Кабинет их был открыт, в нём Рязанцев пытался привести в действие компьютер. На экране монитора высвечивалась тусклая табличка с цифрами и надпись про какой-то «error».
Андрейка ругался.
– Николаич, ты у нас спецшколу закончил, прочитай, что тут написано.
Миха прищурился.
– Хрен поймёшь. Сбой какой-то произошёл. Эф-один надо нажать.
– Нажимал, там такая же абракадабра.
– Ладно, Андрюха, оставь в покое умную машину, пока совсем не сломал. Иди, подними Помыкалова, будем обувку изымать. Потом к мамке его сгоняешь, допросишь и ботинки ему на сменку привезешь. Да, будешь в спецприёмнике, глянь по журналу, в одной ли он камере с Сидельниковым неким?
– Когда ты успел, Николаич? – Андрейка оторвался от монитора.
– Учись, молодой, пока дядя Миша жив. Пока не сожрали его окончательно с потрохами.
Рязанцев ушёл, а Маштаков открыл встроенный шкаф и в горе разного хлама стал подыскивать злодею какую-нибудь временную обувку.
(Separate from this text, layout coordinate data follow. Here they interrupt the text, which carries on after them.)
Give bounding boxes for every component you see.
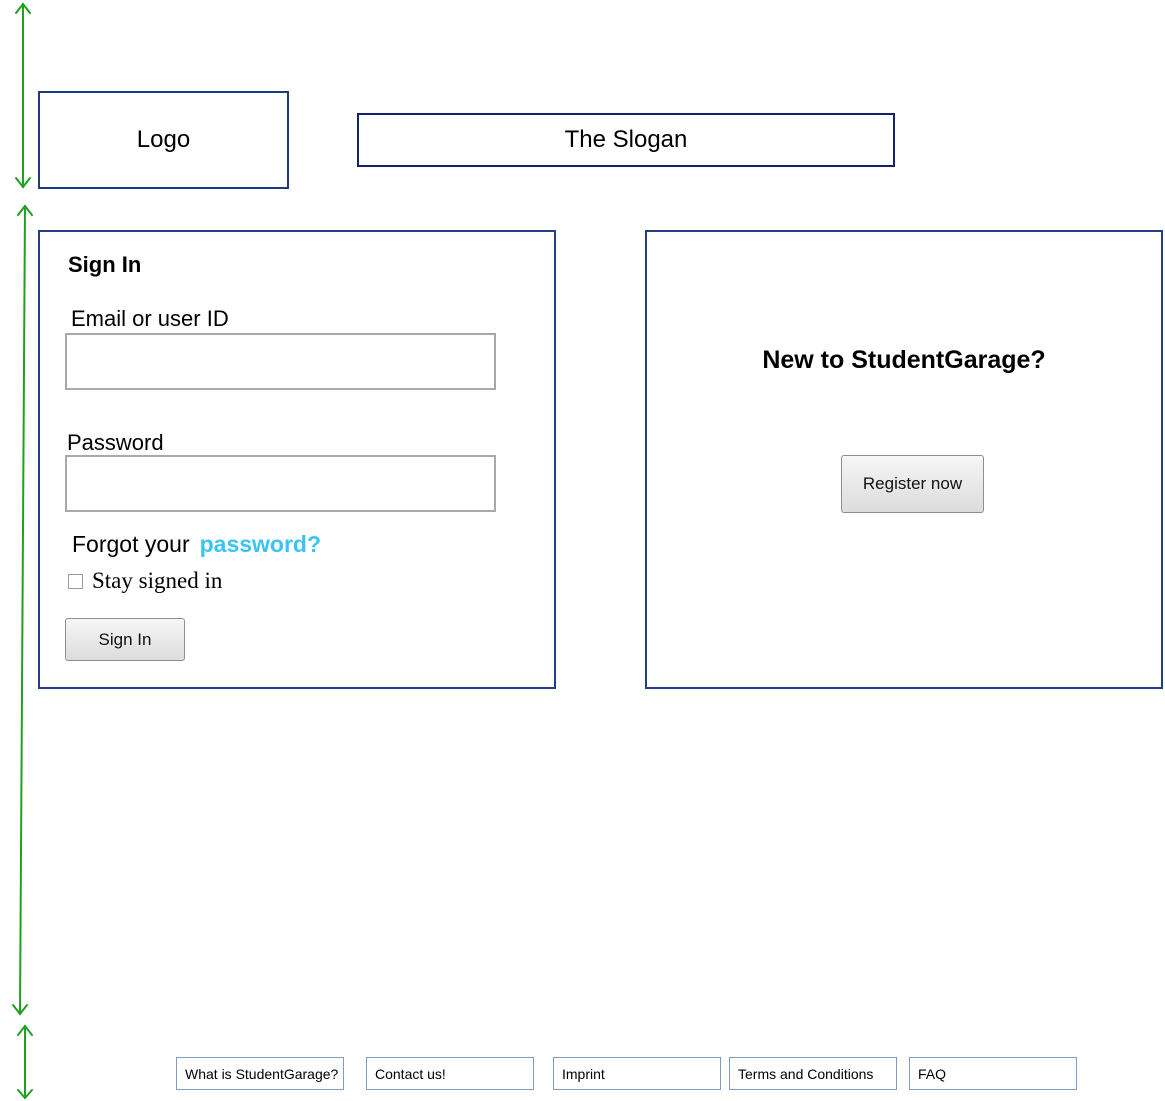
content-height-arrow [12, 204, 33, 1016]
password-field[interactable] [65, 455, 496, 512]
layout-guide-arrows [12, 2, 33, 1100]
footer-link-what-is[interactable]: What is StudentGarage? [176, 1057, 344, 1090]
stay-signed-in-checkbox[interactable] [68, 573, 83, 589]
sign-in-button[interactable]: Sign In [65, 618, 185, 661]
logo-text: Logo [136, 126, 191, 153]
register-button-label: Register now [862, 474, 963, 493]
register-button[interactable]: Register now [841, 455, 984, 513]
password-label: Password [67, 430, 164, 455]
sign-in-button-label: Sign In [98, 629, 152, 649]
footer-link-label: Contact us! [375, 1065, 446, 1082]
footer-link-label: FAQ [918, 1065, 947, 1082]
header-height-arrow [15, 2, 31, 189]
slogan: The Slogan [357, 113, 895, 167]
register-title: New to StudentGarage? [762, 346, 1046, 374]
forgot-password-row: Forgot your password? [72, 531, 321, 558]
stay-signed-in-label: Stay signed in [92, 568, 223, 593]
sign-in-panel: Sign In Email or user ID Password Forgot… [38, 230, 556, 689]
stay-signed-in-row: Stay signed in [68, 568, 222, 594]
sign-in-title: Sign In [68, 252, 142, 277]
slogan-text: The Slogan [564, 126, 688, 153]
footer-link-label: Imprint [562, 1065, 605, 1082]
footer-link-terms[interactable]: Terms and Conditions [729, 1057, 897, 1090]
forgot-password-text: Forgot your [72, 531, 190, 557]
footer-link-faq[interactable]: FAQ [909, 1057, 1077, 1090]
footer-height-arrow [17, 1024, 33, 1100]
logo: Logo [38, 91, 289, 189]
email-field[interactable] [65, 333, 496, 390]
email-label: Email or user ID [71, 306, 229, 331]
footer-link-contact[interactable]: Contact us! [366, 1057, 534, 1090]
footer-link-imprint[interactable]: Imprint [553, 1057, 721, 1090]
register-panel: New to StudentGarage? Register now [645, 230, 1163, 689]
forgot-password-link[interactable]: password? [200, 531, 321, 557]
footer-link-label: Terms and Conditions [738, 1065, 874, 1082]
footer-link-label: What is StudentGarage? [185, 1065, 339, 1082]
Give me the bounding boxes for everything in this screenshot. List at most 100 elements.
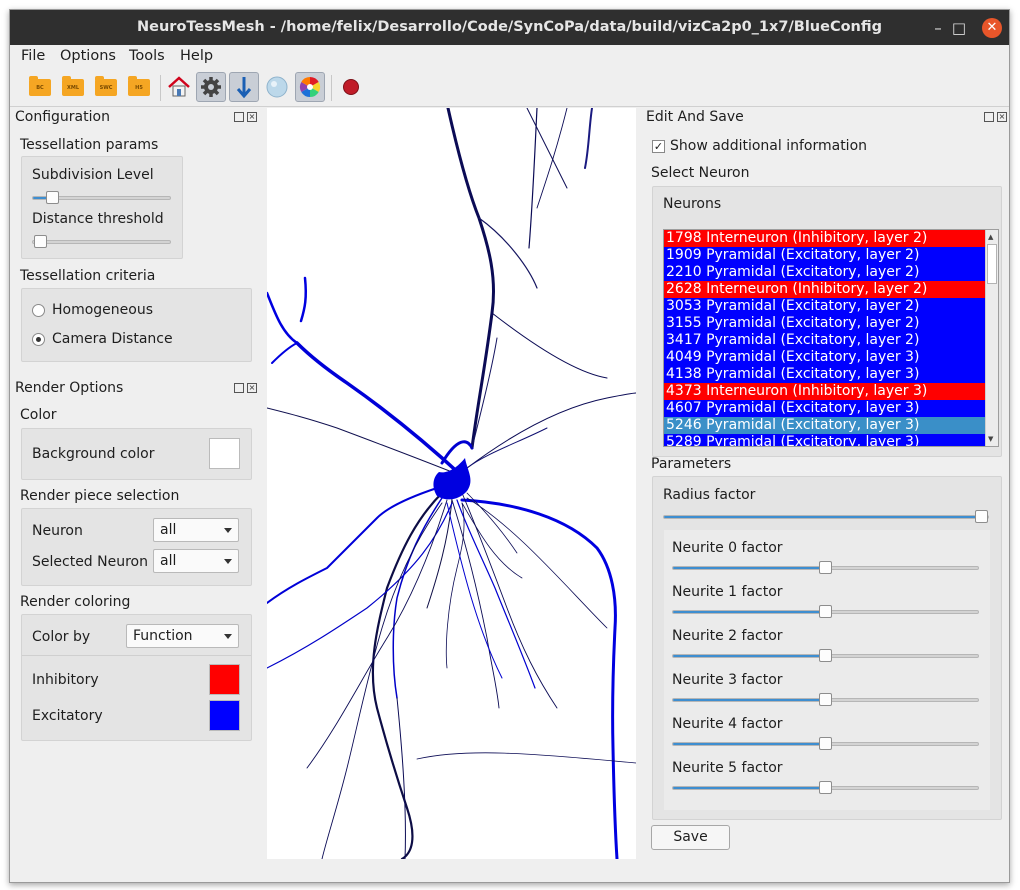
slider-handle[interactable] (819, 737, 832, 750)
dock-float-icon[interactable] (234, 112, 244, 122)
edit-save-toggle-button[interactable] (229, 72, 259, 102)
neuron-list-item[interactable]: 4049 Pyramidal (Excitatory, layer 3) (664, 349, 985, 366)
maximize-button[interactable]: □ (949, 18, 969, 38)
homogeneous-radio[interactable] (32, 304, 45, 317)
dock-close-icon[interactable]: × (247, 383, 257, 393)
dock-close-icon[interactable]: × (247, 112, 257, 122)
camera-distance-radio[interactable] (32, 333, 45, 346)
neurons-label: Neurons (663, 196, 722, 212)
neurite-0-factor-label: Neurite 0 factor (672, 540, 783, 556)
dock-float-icon[interactable] (984, 112, 994, 122)
render-options-dock-title: Render Options (15, 380, 124, 396)
render-viewport[interactable] (265, 106, 637, 861)
background-color-label: Background color (32, 446, 155, 462)
slider-handle[interactable] (975, 510, 988, 523)
menu-file[interactable]: File (21, 48, 45, 64)
home-icon (168, 76, 190, 97)
color-by-combo[interactable]: Function (126, 624, 239, 648)
neurite-1-factor-label: Neurite 1 factor (672, 584, 783, 600)
radius-factor-slider[interactable] (663, 510, 989, 523)
background-color-swatch[interactable] (209, 438, 240, 469)
record-button[interactable] (336, 72, 366, 102)
menu-bar: File Options Tools Help (10, 45, 1009, 69)
neurons-list[interactable]: 1798 Interneuron (Inhibitory, layer 2) 19… (663, 229, 999, 447)
subdivision-level-label: Subdivision Level (32, 167, 154, 183)
minimize-button[interactable]: – (928, 18, 948, 38)
neurite-5-factor-slider[interactable] (672, 781, 979, 794)
toolbar-separator (331, 75, 332, 101)
camera-distance-label: Camera Distance (52, 331, 173, 347)
neuron-list-item[interactable]: 3053 Pyramidal (Excitatory, layer 2) (664, 298, 985, 315)
inhibitory-color-swatch[interactable] (209, 664, 240, 695)
neuron-list-item[interactable]: 2210 Pyramidal (Excitatory, layer 2) (664, 264, 985, 281)
neuron-combo[interactable]: all (153, 518, 239, 542)
neurite-2-factor-slider[interactable] (672, 649, 979, 662)
color-section-title: Color (20, 407, 57, 423)
open-xml-button[interactable]: XML (58, 72, 88, 102)
toolbar: BC XML SWC H5 (10, 69, 1009, 107)
neuron-label: Neuron (32, 523, 83, 539)
neuron-list-item[interactable]: 1798 Interneuron (Inhibitory, layer 2) (664, 230, 985, 247)
distance-threshold-slider[interactable] (32, 235, 171, 248)
list-scrollbar[interactable]: ▲ ▼ (985, 230, 998, 446)
neuron-list-item[interactable]: 3417 Pyramidal (Excitatory, layer 2) (664, 332, 985, 349)
neurite-0-factor-slider[interactable] (672, 561, 979, 574)
neurite-3-factor-slider[interactable] (672, 693, 979, 706)
scroll-up-icon[interactable]: ▲ (988, 233, 993, 241)
slider-handle[interactable] (34, 235, 47, 248)
open-blueconfig-button[interactable]: BC (25, 72, 55, 102)
slider-handle[interactable] (819, 561, 832, 574)
title-bar: NeuroTessMesh - /home/felix/Desarrollo/C… (10, 10, 1009, 45)
dock-float-icon[interactable] (234, 383, 244, 393)
neurite-3-factor-label: Neurite 3 factor (672, 672, 783, 688)
neuron-list-item[interactable]: 4138 Pyramidal (Excitatory, layer 3) (664, 366, 985, 383)
slider-handle[interactable] (819, 605, 832, 618)
selected-neuron-label: Selected Neuron (32, 554, 148, 570)
show-additional-info-checkbox[interactable]: ✓ (652, 140, 665, 153)
menu-options[interactable]: Options (60, 48, 116, 64)
slider-handle[interactable] (819, 649, 832, 662)
slider-handle[interactable] (819, 693, 832, 706)
sphere-button[interactable] (262, 72, 292, 102)
scroll-down-icon[interactable]: ▼ (988, 435, 993, 443)
close-button[interactable]: ✕ (982, 18, 1002, 38)
arrow-down-icon (236, 77, 252, 99)
menu-help[interactable]: Help (180, 48, 213, 64)
neuron-list-item[interactable]: 5289 Pyramidal (Excitatory, layer 3) (664, 434, 985, 446)
neuron-list-item[interactable]: 4373 Interneuron (Inhibitory, layer 3) (664, 383, 985, 400)
subdivision-level-slider[interactable] (32, 191, 171, 204)
dock-close-icon[interactable]: × (997, 112, 1007, 122)
gear-icon (201, 77, 221, 97)
inhibitory-label: Inhibitory (32, 672, 99, 688)
neuron-list-item[interactable]: 1909 Pyramidal (Excitatory, layer 2) (664, 247, 985, 264)
tessellation-criteria-title: Tessellation criteria (20, 268, 156, 284)
divider (22, 655, 251, 656)
folder-icon: SWC (95, 75, 117, 96)
neuron-list-item[interactable]: 5246 Pyramidal (Excitatory, layer 3) (664, 417, 985, 434)
sphere-icon (266, 76, 288, 98)
record-icon (343, 79, 359, 95)
toolbar-separator (160, 75, 161, 101)
neurite-4-factor-slider[interactable] (672, 737, 979, 750)
menu-tools[interactable]: Tools (129, 48, 165, 64)
neuron-list-item[interactable]: 3155 Pyramidal (Excitatory, layer 2) (664, 315, 985, 332)
excitatory-color-swatch[interactable] (209, 700, 240, 731)
neuron-list-item[interactable]: 2628 Interneuron (Inhibitory, layer 2) (664, 281, 985, 298)
save-button[interactable]: Save (651, 825, 730, 850)
select-neuron-title: Select Neuron (651, 165, 750, 181)
neuron-list-item[interactable]: 4607 Pyramidal (Excitatory, layer 3) (664, 400, 985, 417)
neuron-rows: 1798 Interneuron (Inhibitory, layer 2) 19… (664, 230, 985, 446)
configuration-toggle-button[interactable] (196, 72, 226, 102)
neurite-1-factor-slider[interactable] (672, 605, 979, 618)
slider-handle[interactable] (46, 191, 59, 204)
render-coloring-title: Render coloring (20, 594, 131, 610)
selected-neuron-combo[interactable]: all (153, 549, 239, 573)
color-wheel-button[interactable] (295, 72, 325, 102)
color-by-label: Color by (32, 629, 91, 645)
open-swc-button[interactable]: SWC (91, 72, 121, 102)
slider-handle[interactable] (819, 781, 832, 794)
home-button[interactable] (164, 72, 194, 102)
open-h5-button[interactable]: H5 (124, 72, 154, 102)
parameters-title: Parameters (651, 456, 732, 472)
scrollbar-thumb[interactable] (987, 244, 997, 284)
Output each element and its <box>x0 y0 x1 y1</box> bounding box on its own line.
Не ходить же ему босиком… Голимое нарушение конституционных прав! Запало Михе в голову, что видел он в шкафу шлёпанцы без задников, какие в больнице посетителям выдают.
Глухо забрунжал телефон. Маштаков поднял трубку.
– Привет, Николаич? Трудишься? – на проводе был Саша Кораблёв. – Как делищи?
– У нас какие дела, Сань? Все дела у вас в прокуратуре, – Миха рад был потрепаться с приятелем.
– Когда по изнасилованию Гудковой будем работать, Миш?
Через неделю срок по делу, а в деле – хоть шаром покати.
– Давай выберем день. Тебе как, Сань, реально кого-то надо отработать или…?
В мембране было слышно, как Кораблёв щёлкнул зажигалкой, прикуривая.
– Да там глухо, как в танке. Давай хоть буханку набьём. В области выдерут за такое дело.